Explaining Hospital Charges and Patient Costs

Explaining Hospital Charges and Patient Costs

If you’ve ever glanced at an Explanation of Benefits form, you may have seen that it contains an array of dollar figures for the same medical procedure.

The often wildly divergent figures illustrate how the modern health care system works.

For the sake of illustration, let’s say you go to the hospital, where you receive an outpatient colonoscopy procedure. And let’s say the hospital charges $2,000 (not necessarily a true average charge, but let’s use it for our purposes here.)
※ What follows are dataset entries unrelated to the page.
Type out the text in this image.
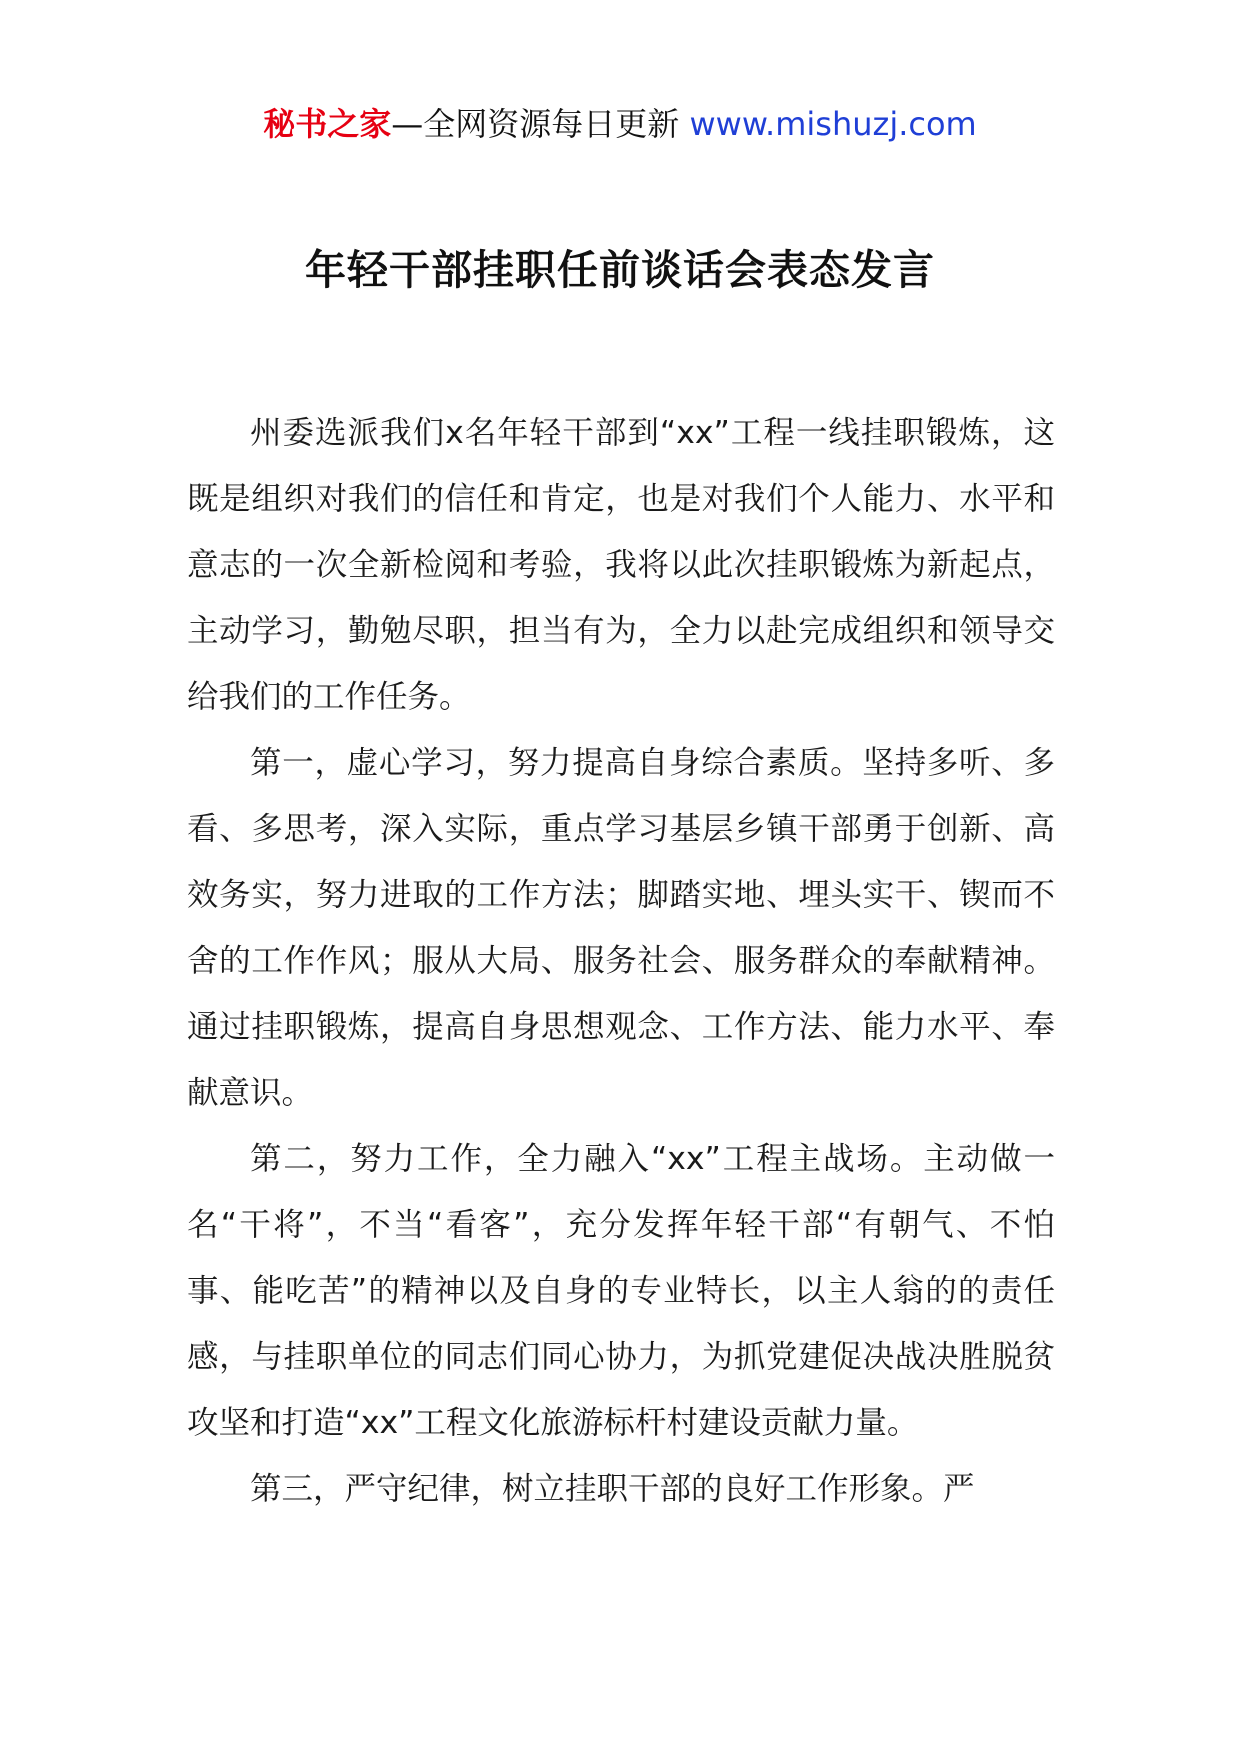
秘书之家—全网资源每日更新 www.mishuzj.com
年轻干部挂职任前谈话会表态发言

州委选派我们x名年轻干部到“xx”工程一线挂职锻炼，这既是组织对我们的信任和肯定，也是对我们个人能力、水平和意志的一次全新检阅和考验，我将以此次挂职锻炼为新起点，主动学习，勤勉尽职，担当有为，全力以赴完成组织和领导交给我们的工作任务。

第一，虚心学习，努力提高自身综合素质。坚持多听、多看、多思考，深入实际，重点学习基层乡镇干部勇于创新、高效务实，努力进取的工作方法；脚踏实地、埋头实干、锲而不舍的工作作风；服从大局、服务社会、服务群众的奉献精神。通过挂职锻炼，提高自身思想观念、工作方法、能力水平、奉献意识。

第二，努力工作，全力融入“xx”工程主战场。主动做一名“干将”，不当“看客”，充分发挥年轻干部“有朝气、不怕事、能吃苦”的精神以及自身的专业特长，以主人翁的的责任感，与挂职单位的同志们同心协力，为抓党建促决战决胜脱贫攻坚和打造“xx”工程文化旅游标杆村建设贡献力量。

第三，严守纪律，树立挂职干部的良好工作形象。严
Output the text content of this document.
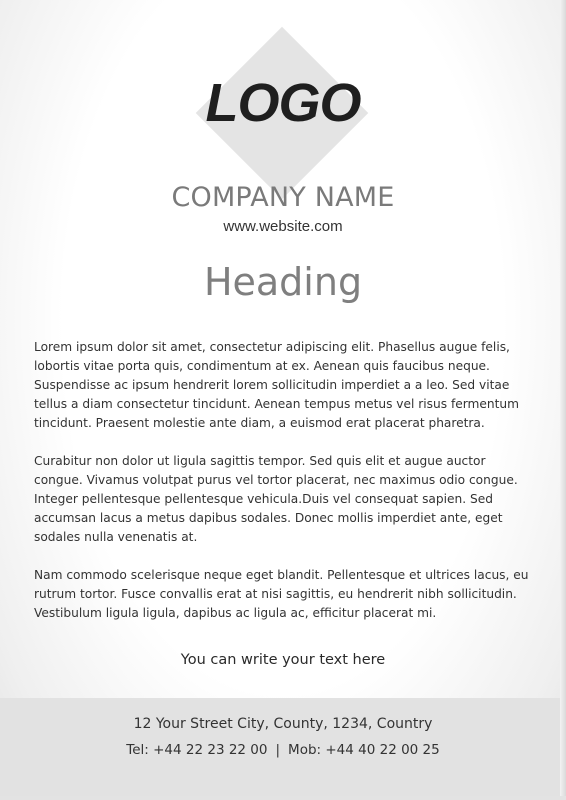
LOGO
COMPANY NAME
www.website.com
Heading

Lorem ipsum dolor sit amet, consectetur adipiscing elit. Phasellus augue felis, lobortis vitae porta quis, condimentum at ex. Aenean quis faucibus neque. Suspendisse ac ipsum hendrerit lorem sollicitudin imperdiet a a leo. Sed vitae tellus a diam consectetur tincidunt. Aenean tempus metus vel risus fermentum tincidunt. Praesent molestie ante diam, a euismod erat placerat pharetra.

Curabitur non dolor ut ligula sagittis tempor. Sed quis elit et augue auctor congue. Vivamus volutpat purus vel tortor placerat, nec maximus odio congue. Integer pellentesque pellentesque vehicula.Duis vel consequat sapien. Sed accumsan lacus a metus dapibus sodales. Donec mollis imperdiet ante, eget sodales nulla venenatis at.

Nam commodo scelerisque neque eget blandit. Pellentesque et ultrices lacus, eu rutrum tortor. Fusce convallis erat at nisi sagittis, eu hendrerit nibh sollicitudin. Vestibulum ligula ligula, dapibus ac ligula ac, efficitur placerat mi.

You can write your text here
12 Your Street City, County, 1234, Country
Tel: +44 22 23 22 00 | Mob: +44 40 22 00 25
But “charges are not the same as cost,” as Ellen Ward, a project manager in Hospital Contracting and Policy for Blue Cross Blue Shield of Michigan, points out. “Charges are typically much higher than the total cost of providing a service.”

In setting their charges, hospitals look to recoup their operating, capital and other costs, as well as losses from providing uncompensated care. But most also bake in a profit margin, and that mark-up in price can range widely.

Because insurance companies have an understanding of the actual costs of providing services, they try to negotiate closely to that figure ― say, cost plus a 3 percent margin.

So back to our colonoscopy. While the hospital wants to charge $2,000, let’s say the true cost is $1,000. Depending on the hospital and the negotiated rate, an insurer may agree to pay $1,030 ― or cost plus 3 percent.

Of course, different insurers set rates differently, but most try to provide good coverage at the best price for their members.

“I think all insurers want to do the same thing, but it comes down to how much leverage you have,” Ward said. “Because we have such a large proportion of covered individuals in Michigan, we can negotiate a better price than an insurance company that doesn’t have a lot of leverage with a hospital.”

Patients aren’t responsible for the difference between the provider’s charge and the insurer’s allowed amount, but their plan may require a copayment, coinsurance or deductible. However, those charges are calculated against the allowed amount, not the hospital’s charge.

So if you had a 30 percent co-pay for your colonoscopy, your charge would be 30 percent of the $1,030 negotiated rate, or $309.